Although Mayor Jack Reed Jr. made no promises during Thursday’s budget talks, he said staff cuts would be a last resort in keeping a balanced budget.
The city has until Sept. 15 to adopt a budget for fiscal year 2010, and declining revenues have made the process a difficult one. It’s estimated Tupelo will have between $1.4 million to $2.4 million less in the coming year compared to the current one.
Reed said he has “been looking under every rock” for ways to trim the city’s projected expenses next year. But layoffs aren’t part of that plan now, especially since the municipality has $22 million in a reserve account.
“Right now, we’ve got more in our fund balance than we actually need,” said Kim Hanna, the city’s interim chief financial officer. “I thought it’d be a bad sign to sit on all this money and let go of employees. That would hurt the local economy even more.”
City Council members must approve the mayor’s budget and could argue for more cuts, but none of the seven members seemed eager to do that.
They are likely to approve a salary freeze for the municipality’s roughly 500 employees, even though that move isn’t popular among workers.
Council President Fred Pitts said one city employee stopped him this week to complain about that proposal after having read it in the paper.
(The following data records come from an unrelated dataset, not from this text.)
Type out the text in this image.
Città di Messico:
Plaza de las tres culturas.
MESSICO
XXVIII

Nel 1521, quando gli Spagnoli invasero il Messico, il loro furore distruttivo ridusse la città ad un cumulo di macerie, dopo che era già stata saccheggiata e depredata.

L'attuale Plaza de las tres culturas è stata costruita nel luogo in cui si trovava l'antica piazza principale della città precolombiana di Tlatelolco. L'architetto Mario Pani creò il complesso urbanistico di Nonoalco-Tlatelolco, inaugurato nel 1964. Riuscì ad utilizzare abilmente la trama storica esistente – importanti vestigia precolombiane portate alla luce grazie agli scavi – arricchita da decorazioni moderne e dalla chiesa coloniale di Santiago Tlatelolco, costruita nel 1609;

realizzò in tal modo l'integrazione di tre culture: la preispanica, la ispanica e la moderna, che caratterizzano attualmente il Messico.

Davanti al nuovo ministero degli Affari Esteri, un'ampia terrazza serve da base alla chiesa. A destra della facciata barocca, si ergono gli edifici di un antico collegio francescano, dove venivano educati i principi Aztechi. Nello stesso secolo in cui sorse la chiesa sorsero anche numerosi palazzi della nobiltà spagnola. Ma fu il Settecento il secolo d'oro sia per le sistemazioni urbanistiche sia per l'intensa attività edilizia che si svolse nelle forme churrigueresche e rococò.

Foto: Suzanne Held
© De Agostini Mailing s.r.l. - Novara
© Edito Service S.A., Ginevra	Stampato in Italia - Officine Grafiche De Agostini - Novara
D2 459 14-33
Pitts said it would be easier to justify the move if he could explain how much was already trimmed from the budget.
Reed said dozens of items and requests were slashed, including funding for new code enforcement officers in the Development Services Department.
Still, Reed and Hanna said they feel confident of the city’s ability to weather the economy.
“We looked at the numbers and were very concerned about them,” Hanna said, but Tupelo “is in good financial shape.”